Leading the planning team are Jonathan Bradley, head of studios and innovative technologies; Sara Sweeney Bear, Fusion Studio manager and space assessment coordinator; and Alex Krasner, studios graduate assistant, all experts in having fun. Other campus partners involved in planning include the SciFi and Fantasy Club, HokiePRIDE, and the Board Game Club.

The event will use several digital platforms including Zoom and Twitch. Zoom will feature a board game room with breakout sessions for individual games and virtual tabletop role playing games (RPGs). The night will include social online games like Jackbox and One Night Ultimate Werewolf. 

Participants can simply sign up for the games they’re interested in and try different games over the course of the night. Each room has a host who will manage the room and run the game. 

New to Virtual Game Night will be a special premier of "The Role of Play," the library’s new Dungeons and Dragons (D&D) stream show on Twitch, a popular platform among students. The goal of the Twitch programming is threefold: promote literacy, engage with the Virginia Tech community, and advertise library spaces and services. 

The team hopes to produce content for Twitch that inspires and engages the community while also drawing people from outside the library to interact in new ways, like exploring works of literature and reinterpreting them in a new medium. 
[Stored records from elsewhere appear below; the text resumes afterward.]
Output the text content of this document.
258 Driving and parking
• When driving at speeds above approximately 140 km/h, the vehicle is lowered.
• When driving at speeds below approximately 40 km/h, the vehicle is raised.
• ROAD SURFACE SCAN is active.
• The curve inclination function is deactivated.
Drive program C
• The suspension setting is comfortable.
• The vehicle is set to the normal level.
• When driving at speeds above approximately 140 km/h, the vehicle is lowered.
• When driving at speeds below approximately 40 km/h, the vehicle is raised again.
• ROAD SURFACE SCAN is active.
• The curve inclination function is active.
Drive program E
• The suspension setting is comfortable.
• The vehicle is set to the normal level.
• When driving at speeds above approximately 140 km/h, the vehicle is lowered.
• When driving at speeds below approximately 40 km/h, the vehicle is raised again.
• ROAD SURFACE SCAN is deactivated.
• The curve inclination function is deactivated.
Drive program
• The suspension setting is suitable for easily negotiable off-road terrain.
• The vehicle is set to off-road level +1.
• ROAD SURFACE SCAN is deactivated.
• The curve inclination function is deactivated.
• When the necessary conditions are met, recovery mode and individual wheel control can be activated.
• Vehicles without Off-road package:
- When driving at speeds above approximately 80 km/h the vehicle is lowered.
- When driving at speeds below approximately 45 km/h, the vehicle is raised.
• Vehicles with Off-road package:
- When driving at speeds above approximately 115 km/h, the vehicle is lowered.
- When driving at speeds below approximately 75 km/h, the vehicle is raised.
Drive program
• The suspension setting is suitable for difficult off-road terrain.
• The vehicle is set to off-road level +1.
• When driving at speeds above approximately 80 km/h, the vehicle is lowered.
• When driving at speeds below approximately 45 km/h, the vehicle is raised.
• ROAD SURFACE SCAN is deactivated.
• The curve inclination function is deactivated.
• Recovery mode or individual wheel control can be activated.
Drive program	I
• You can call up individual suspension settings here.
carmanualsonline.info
“I’m really excited about meeting and interacting with members from around the Virginia Tech community through Twitch,” said Bradley. “I’m curious to see what all the various viewpoints can do to collaboratively reimagine works of literature that have existed in some cases for hundreds of years."

“Game Night has always been in part about bringing people together,” said Sweeney Bear. “Folks need social connection now more than ever, and I think this will be a great way to offer them that opportunity safely.”

The libraries’ studios network assists students and faculty with media production and provides equipment lending. Creating a live event, such as Virtual Game Night, is an extension of that work. “We focus a lot on play as a learning tool, which is tightly connected to this type of work as well,” said Bradley.

“As the University Libraries' Fusion Studio manager, I am always thinking about ways to help people build connections and gaming is a great way to do that,” said Sweeney Bear. “It’s also great practice in skills that are relevant to the Fusion Studio mission, such as communication, collaboration, and creativity.

“I love board games and tabletop role playing games (RPGs) and I’ve found that they’ve had a significant impact on my life,” said Sweeney Bear. “Since I started playing Dungeons and Dragons (D&D), I’ve become better at communicating and at making decisions in tough situations. I want to provide people with opportunities to engage in these activities, and hopefully introduce new people to the hobby.”